The juvenile correctional work programme is very extensive. It ranges from basic activities associated with housekeeping and normal daily life to sporting activities such as rock climbing, aerial acrobatics on a kitesurfing board, hippotherapy, and skiing. All activities, especially extracurricular ones, are designed to illustrate what freedom really is. It is important to remember that a majority of young people in correctional institutions lack such knowledge.
‘How is someone supposed to love freedom when they have never experienced it?’, asks Prof. Maciej Bernasiewicz. ‘People who are slaves to addictions, stimulants, or even the internet, but also to evil and violence, need to be shown what freedom is, taught how to live in freedom, and given the chance to cultivate a sense of freedom so that they will not want to give up on it again’.
Prof. Maciej Bernasiewicz points to another important phenomenon that parents are very often unaware of. ‘Nowadays, upbringing consists in giving the child a smartphone and leaving them alone. Children today are abandoned, including those who come from the so-called good homes. Soon, behavioural addictions will become the scourge of our civilisation’, the researcher predicts.
In South Korea, one of the most advanced countries in terms of technological development, teenagers’ huge dependence on computers and other electronic devices is already visible. It is estimated that 25–30% of young people use them in a harmful way and display withdrawal symptoms when they are deprived of access to them. These include irritability, restlessness, anxiety, inability to relax, irritability, insomnia, and feeling of loneliness. They have problems with establishing and maintaining social relationships, showing empathy and compassion, and one day these young people will be fathers, mothers, husbands, and wives. A lack of interest in one’s own child renders them unhappy because they are not given the much needed affection. Indifference is worse for the child than an authoritarian, controlling, and even violent attitude, such as shouting or physical punishment (which of course I do not approve of). Nothing is more beneficial to a child’s proper development than an attentive presence in their life.
The lack of an authentic bond with the child makes them increasingly sad, angry, and aggressive because internally they refuse to accept a loveless and joyless life. An attitude that manifests itself in providing only material goods for the child will not shape a young person properly. Only participation of those closest to them in their upbringing, care, and closeness will offer them real support in their lives and assist them in solving problems.

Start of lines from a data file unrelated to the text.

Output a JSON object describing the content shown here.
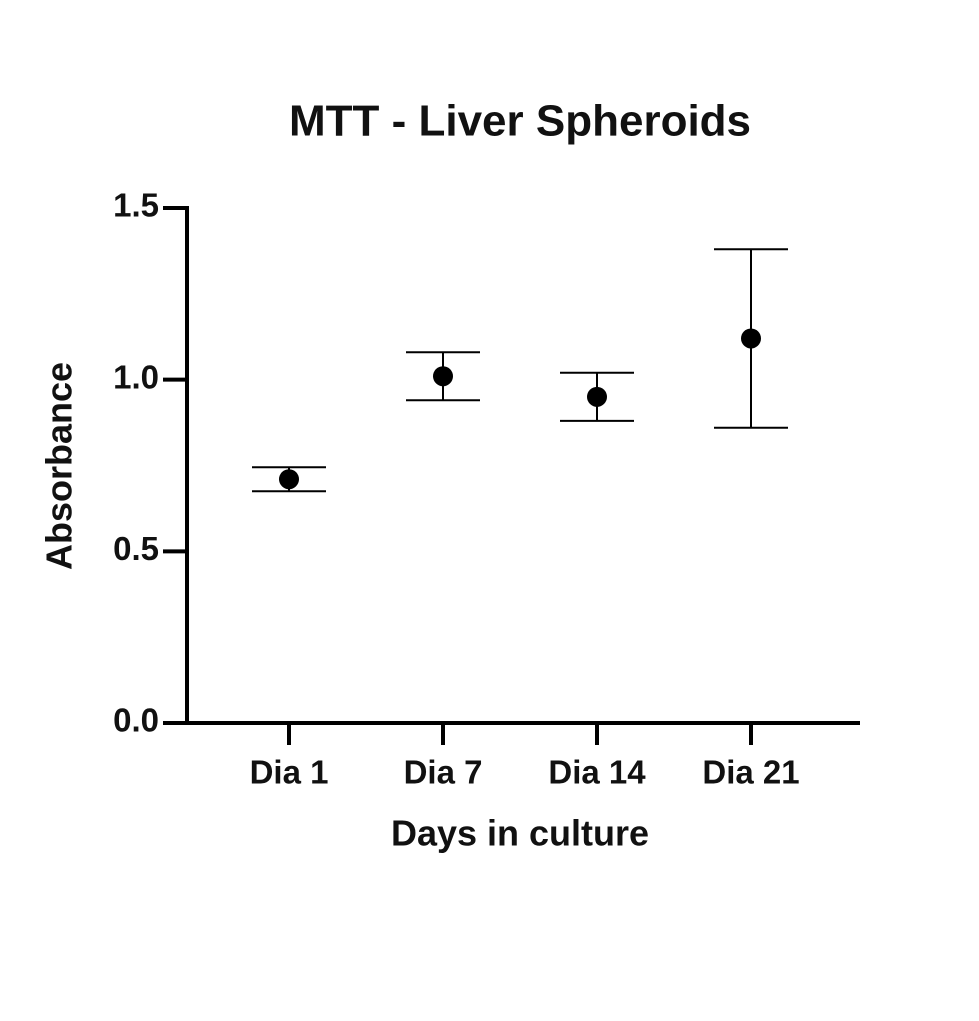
{
  "chart_data": {
    "type": "scatter",
    "title": "MTT - Liver Spheroids",
    "x_label": "Days in culture",
    "y_label": "Absorbance",
    "categories": [
      "Dia 1",
      "Dia 7",
      "Dia 14",
      "Dia 21"
    ],
    "values": [
      0.71,
      1.01,
      0.95,
      1.12
    ],
    "errors": [
      0.035,
      0.07,
      0.07,
      0.26
    ],
    "color": "#000000",
    "ylim": [
      0,
      1.5
    ],
    "yticks": [
      {
        "value": 0,
        "label": "0.0"
      },
      0.5,
      {
        "value": 1,
        "label": "1.0"
      },
      1.5
    ]
  }
}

In Poland, statistics show that about 50% of those who leave correctional facilities end up reoffending, but the rest successfully readjust to society. Any rehabilitation brings progress, if only with the awareness of committing criminal offences. It will not stop all evil in the world, but hopefully it will help to straighten the life paths of those who have failed to do so themselves.
‘It is also worth noting that based on the current data, juvenile delinquency in Poland (with a similar trend in the US) is not increasing, but decreasing’, stresses the specialist.